Address the skills gap by addressing the gender gap
Exabeam’s survey also shows the percentage of women who work in cyber security is incredibly small — just 10 per cent. A worrying statistic for the cyber security industry, particularly as this falls below the already low number of women entering the tech industry overall. Women make up half of the UK population, but according to the WISE campaign, even just 15% of computer science graduates are women.
Supporting women in gaining skills in science, technology, engineering and maths (STEM) is an important step, but more needs to be done to encourage females to enter careers in the Security Operations Centre (SOC) if we are to address the cybersecurity gender gap.
Members of Women in Cyber Security include those women who are already leading the charge in cyber security. They have some excellent advice for those considering the career move.
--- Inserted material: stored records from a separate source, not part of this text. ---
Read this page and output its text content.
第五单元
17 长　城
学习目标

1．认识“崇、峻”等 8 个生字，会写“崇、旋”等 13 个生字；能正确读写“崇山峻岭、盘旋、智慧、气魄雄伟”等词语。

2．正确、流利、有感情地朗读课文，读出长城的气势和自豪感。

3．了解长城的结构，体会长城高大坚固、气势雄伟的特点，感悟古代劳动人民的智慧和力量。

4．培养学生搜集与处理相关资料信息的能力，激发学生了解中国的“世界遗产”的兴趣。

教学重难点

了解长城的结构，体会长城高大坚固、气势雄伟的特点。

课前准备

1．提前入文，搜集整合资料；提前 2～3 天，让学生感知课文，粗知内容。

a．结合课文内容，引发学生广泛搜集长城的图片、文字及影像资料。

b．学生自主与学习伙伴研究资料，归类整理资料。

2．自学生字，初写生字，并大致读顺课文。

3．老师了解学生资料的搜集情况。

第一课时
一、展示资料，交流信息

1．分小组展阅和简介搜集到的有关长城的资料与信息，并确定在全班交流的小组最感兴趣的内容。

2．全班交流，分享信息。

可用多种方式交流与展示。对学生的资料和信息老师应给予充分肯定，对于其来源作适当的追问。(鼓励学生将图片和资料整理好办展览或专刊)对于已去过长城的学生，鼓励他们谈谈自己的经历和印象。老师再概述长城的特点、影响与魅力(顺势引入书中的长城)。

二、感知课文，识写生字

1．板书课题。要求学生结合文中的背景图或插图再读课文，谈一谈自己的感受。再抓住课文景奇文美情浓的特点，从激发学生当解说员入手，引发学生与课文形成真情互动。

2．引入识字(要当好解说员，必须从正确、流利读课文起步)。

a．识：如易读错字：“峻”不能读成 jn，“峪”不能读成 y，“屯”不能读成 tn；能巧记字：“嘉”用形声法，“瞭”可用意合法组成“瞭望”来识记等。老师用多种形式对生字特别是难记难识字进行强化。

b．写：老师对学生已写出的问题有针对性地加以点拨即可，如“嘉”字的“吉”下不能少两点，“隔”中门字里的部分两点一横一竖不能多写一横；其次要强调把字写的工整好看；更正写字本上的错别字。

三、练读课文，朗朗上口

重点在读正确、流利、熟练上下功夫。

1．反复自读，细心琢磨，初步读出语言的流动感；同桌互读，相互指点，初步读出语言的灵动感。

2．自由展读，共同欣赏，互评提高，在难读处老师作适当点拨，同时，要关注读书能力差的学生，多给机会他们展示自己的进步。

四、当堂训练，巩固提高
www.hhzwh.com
Tania Ghods, security intelligence and operations consultant at IBM Security Services, advises women not to be afraid to take the leap. She says, “It’s important to remember that you do not need to qualify for every single bullet item in a job description. If you have the majority of the skills, apply. And if you don’t end up getting the position, at least you had practice interviews.”
Ruth Agosto, who works in security and compliance at KPMG, believes more women should become certified. “One of the most accepted certifications is Security + by CompTIA. The exam is not too expensive. This exam will cover the necessities needed for understanding the concepts used within SOC environments,” explains Agosto.
Lora Vaughn McIntosh, a VP who manages a SOC for Regions Bank, says, “Organisational culture is important to recruiting and retaining women, but it’s also important for career satisfaction and advancement. Finding a company with an open and supportive culture can ease many of the barriers to success.”
Kristina Greenshields is a recent graduate. She is currently in negotiations to become a cyber security administrator and has some advice for others in a similar position. She says, “I find that the more you talk to people – no matter who they are or where they work – you will always find someone who knows someone that is on a SOC team and knows of openings. The key is to ask questions and not be afraid to ask for a referral. Networking will always pay off. You’re not asking for a handout – you still have to prove yourself and you still have to do the work. I attend online job fairs and then follow those I speak with on LinkedIn.”
Forrester suggested in a recent report, that the lack of women in technology is due to ingrained long-standing biases and recruitment tactics that often fail to target and attract women. If companies are serious about closing their skills gaps, it’s about time they target the valuable, but as yet untapped resources available to them.